Graduating

Posted by Elena B. , Saturday, May 15, 2010 12:23 PM

So I just finished watching the most depressing episode of the t.v. show Private Practice , and I decided I needed to do a little something positive. So why not post to my semi-neglected blog and share/celebrate the fact that I'm graduating college? As a side note, I can't tell you how nice it was to go out last night with friends (I usually work friday nights), sleep in today, and then laze around and watch three t.v. shows! It has been ages since I've done that!

I'm done. I wrote my last paper, took my last final exam, pulled my last (two) all-nighters. What a relief, it was really down to the wire there, so glad crunch time is over!

So yeah, I'm graduating! It's crazy, and great, and terrifying, and sad, and a relief, and by next weekend when I actually graduate, I'm sure I'll be more emotional than a bi-polar, hormonal pregnant woman.

Right now it's just finally really hitting me. Everyone has moved out of the dorms except seniors and reunion workers. I said goodbye to my underclass friends, realizing that I may never see some of them again. And I've been avoiding thinking about leaving my closest senior friends. We still have a week (oh my goodness, we only have a week!) left together. Luckily, we get a 'senior week' gap in between finals and graduation, and me and a few friends are going to a friend's lake house in New Hampshire. I'm so grateful to have this time to spend with my closest friends to just hang out and enjoy each other's company without worrying about the paper that's due tomorrow or the meeting I have to go to in 20 minutes. But it still makes me sad not knowing when we'll see each other again. At the same time, these are some of the people I love most in this world, and I have no doubt we'll stay in touch.

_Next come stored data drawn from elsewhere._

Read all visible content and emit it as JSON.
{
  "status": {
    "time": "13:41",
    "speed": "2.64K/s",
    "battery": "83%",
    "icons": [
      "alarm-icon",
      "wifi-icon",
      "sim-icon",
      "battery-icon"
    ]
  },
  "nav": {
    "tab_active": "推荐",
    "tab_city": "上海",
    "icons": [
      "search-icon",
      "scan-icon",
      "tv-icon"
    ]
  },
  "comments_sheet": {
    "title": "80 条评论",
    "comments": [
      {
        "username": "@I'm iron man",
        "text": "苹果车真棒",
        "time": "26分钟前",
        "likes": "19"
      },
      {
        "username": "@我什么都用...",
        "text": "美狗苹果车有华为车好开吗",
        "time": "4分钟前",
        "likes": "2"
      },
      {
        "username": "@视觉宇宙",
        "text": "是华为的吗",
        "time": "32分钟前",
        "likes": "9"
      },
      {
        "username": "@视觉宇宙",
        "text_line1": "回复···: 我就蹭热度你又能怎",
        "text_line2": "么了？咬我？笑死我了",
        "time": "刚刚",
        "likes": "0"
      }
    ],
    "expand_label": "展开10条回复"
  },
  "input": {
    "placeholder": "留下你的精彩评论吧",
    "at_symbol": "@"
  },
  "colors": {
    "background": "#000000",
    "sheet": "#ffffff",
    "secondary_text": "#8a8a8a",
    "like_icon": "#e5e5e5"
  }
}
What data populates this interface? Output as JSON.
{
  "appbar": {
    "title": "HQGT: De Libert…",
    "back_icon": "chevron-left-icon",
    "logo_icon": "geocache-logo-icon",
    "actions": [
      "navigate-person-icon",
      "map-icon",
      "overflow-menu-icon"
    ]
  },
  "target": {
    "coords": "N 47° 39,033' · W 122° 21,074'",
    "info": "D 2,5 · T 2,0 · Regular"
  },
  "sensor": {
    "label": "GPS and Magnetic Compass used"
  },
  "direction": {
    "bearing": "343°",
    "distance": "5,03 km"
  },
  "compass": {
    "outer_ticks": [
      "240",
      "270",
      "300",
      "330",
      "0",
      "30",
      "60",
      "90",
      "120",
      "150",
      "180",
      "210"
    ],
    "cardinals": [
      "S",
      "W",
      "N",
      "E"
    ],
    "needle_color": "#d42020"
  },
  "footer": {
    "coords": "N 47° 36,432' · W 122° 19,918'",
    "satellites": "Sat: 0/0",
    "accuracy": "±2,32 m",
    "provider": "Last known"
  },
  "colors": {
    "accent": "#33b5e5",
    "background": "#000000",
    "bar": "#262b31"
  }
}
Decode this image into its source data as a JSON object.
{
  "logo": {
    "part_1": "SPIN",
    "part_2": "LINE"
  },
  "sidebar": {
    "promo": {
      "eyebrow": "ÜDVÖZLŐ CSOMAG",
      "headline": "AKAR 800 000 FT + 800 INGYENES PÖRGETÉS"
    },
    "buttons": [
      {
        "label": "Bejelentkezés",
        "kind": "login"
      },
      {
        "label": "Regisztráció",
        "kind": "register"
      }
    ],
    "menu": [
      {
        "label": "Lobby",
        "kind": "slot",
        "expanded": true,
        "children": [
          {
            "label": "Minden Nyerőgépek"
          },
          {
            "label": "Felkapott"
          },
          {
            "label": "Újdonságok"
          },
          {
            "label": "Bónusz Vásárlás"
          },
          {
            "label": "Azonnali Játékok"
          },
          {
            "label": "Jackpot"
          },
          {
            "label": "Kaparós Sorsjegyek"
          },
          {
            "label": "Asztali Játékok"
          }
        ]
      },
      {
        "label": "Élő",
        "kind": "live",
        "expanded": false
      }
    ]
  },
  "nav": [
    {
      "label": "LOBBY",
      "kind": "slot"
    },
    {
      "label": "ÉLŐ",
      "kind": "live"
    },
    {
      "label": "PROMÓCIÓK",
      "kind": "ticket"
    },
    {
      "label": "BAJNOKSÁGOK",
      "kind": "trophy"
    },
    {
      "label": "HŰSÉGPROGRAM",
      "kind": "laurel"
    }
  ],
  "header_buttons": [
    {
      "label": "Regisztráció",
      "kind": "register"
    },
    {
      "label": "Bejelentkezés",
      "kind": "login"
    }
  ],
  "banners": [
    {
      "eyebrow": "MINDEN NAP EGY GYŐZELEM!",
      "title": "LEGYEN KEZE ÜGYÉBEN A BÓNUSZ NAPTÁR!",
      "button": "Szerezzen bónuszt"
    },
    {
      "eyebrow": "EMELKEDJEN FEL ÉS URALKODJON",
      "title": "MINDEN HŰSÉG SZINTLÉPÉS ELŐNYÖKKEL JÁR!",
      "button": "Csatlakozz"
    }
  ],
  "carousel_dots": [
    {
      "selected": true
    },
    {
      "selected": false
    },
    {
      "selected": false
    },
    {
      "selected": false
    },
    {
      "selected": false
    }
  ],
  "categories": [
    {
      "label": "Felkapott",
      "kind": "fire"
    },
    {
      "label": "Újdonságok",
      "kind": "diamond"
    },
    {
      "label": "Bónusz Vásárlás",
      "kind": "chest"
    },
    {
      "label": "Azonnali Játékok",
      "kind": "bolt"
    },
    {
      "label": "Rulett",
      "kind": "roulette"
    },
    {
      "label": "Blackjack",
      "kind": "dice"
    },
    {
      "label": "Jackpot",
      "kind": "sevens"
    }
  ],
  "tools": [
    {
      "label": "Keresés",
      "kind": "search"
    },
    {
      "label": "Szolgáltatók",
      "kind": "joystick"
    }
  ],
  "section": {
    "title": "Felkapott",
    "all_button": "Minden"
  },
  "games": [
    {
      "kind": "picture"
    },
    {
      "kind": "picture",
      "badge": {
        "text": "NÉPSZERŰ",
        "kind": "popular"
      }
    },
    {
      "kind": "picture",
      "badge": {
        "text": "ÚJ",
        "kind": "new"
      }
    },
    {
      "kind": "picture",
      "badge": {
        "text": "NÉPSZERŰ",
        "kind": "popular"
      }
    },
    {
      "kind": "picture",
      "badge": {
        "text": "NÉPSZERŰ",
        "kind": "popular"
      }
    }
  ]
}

It's not just sad, it's scary too. Even though I have a rough plan for after graduation (more on that in another post), it's terrifying realizing that suddenly I'm supposed to be a 'grown up.' Up to this point, my life has been more or less planned out for me. Elementary school, middle school, high school, college...those were all given things in my life (and I was luckily to be in a position to have that privilege). Now, suddenly, it's up to me. I get to decide. In one sense, that is so empowering. On the other hand, it's overwhelming, choosing the direction of the rest of my life! Now, realistically, I know this isn't 'the rest of my life,' I'm sure no matter what I do now immediately after college there will be surprises and changes. But there is still that pressure of "so what are you doing after graduation?" And actually, I'm pretty excited about my plans. I'll tell you about those later. But I'm not gonna lie, it's still nerve-wracking!

As ridiculous as my range of emotions is right now, I still know that I'm ready to graduate. I love this place, Mount Holyoke, and if I had to decide again I would still have come here, but a lot of the time it is a really stressful environment, and I'm really happy to take a break from academics. I'm tired of studying. That doesn't mean I never want to be a student again, because it's really a special experience and there have been times where I've really enjoyed it. But right now, even though it's intimidating to go into the 'working world,' I'm so ready to be done with papers and exams and reading 23/7.

So here goes....one week left until I'm officially done with college!

1 Response to "Graduating"

Anonymous Says:

I like studying and I like reading, but college consumed me a lot too. So I completely understand you. Luckily, I still talk to some of my friends from college on a daily basis, but although we live in the same state, we don't hang out so much.